THE WINDOW cleaners were out yesterday putting the final sheen on the facade of the new Grand Canal Theatre in Dublin which opens tonight.
President Mary McAleese will be the guest of honour for the opening night which features the world’s best-known ballet, Swan Lake, with performers from the world’s best-known ballet company, the Bolshoi.
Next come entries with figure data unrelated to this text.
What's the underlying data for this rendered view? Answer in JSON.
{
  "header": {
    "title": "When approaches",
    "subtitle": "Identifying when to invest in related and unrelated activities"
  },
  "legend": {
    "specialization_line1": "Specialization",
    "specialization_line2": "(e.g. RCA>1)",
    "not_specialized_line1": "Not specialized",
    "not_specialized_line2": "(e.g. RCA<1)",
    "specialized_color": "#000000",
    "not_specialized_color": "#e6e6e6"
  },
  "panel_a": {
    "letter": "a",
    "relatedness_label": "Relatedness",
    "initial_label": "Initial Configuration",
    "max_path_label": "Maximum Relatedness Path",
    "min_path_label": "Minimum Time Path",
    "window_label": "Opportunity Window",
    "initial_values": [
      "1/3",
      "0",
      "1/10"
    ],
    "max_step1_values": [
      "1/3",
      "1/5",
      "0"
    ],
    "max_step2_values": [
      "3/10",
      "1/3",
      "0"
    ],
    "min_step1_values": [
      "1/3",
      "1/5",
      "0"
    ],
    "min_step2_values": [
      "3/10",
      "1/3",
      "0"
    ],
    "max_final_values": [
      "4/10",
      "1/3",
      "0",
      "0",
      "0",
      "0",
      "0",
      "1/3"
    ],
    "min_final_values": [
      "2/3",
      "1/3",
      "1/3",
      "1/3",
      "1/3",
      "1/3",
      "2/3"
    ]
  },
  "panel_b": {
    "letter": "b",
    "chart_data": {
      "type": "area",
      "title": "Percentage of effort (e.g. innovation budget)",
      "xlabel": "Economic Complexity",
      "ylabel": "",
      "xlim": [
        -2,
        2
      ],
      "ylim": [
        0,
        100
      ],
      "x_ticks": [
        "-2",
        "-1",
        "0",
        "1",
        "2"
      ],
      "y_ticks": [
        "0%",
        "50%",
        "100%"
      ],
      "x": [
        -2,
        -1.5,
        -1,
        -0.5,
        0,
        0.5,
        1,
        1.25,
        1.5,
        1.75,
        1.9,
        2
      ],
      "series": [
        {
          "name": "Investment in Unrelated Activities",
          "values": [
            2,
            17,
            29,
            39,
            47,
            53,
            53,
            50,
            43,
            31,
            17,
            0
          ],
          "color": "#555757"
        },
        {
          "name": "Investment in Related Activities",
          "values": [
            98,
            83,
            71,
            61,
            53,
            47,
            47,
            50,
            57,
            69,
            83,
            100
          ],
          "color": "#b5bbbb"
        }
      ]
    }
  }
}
All seven shows are sold out.
Ireland’s new cultural ambassador Gabriel Byrne, broadcaster Gay Byrne, songwriters Paul Brady, Christy Moore, Chris de Burgh, film director John Boorman, actor Brendan Gleeson and writer and director Rebecca Miller, wife of Daniel Day-Lewis and daughter of playwright Arthur Miller, are all expected to attend.
There will be no opening speeches. “We will let the place speak for itself,” said general manager Stephen Faloon of the €80 million Daniel Libeskind-designed theatre which has 2,111 seats.
It is the second to open of the three buildings (the others being the O2 and the Convention Centre) which it is hoped will transform the docklands area.
Staff were busy stocking the theatre’s seven bars yesterday, shifting sofas around (the whole place smells of new carpets and furniture) and scrubbing down the outside for the arrival of the special guests.
Inside, the performers of the Russian State Ballet were going through the last stages of preparing for Swan Lake.
The ballet will have between 15 and 20 changes of scene all operated through the 66 different flybars which makes it possible to stage elaborate productions never staged here before.
“I’ll probably be shot for saying this, but I think we are nearly there, but in live theatre anything can happen,” Mr Faloon admitted. “We have no previews, we’re going straight into it.”
To date 120,000 tickets have been sold for a variety of shows. “There’s a hunger for this type of theatre,” Mr Faloon added. “This is a good news story in a recession.”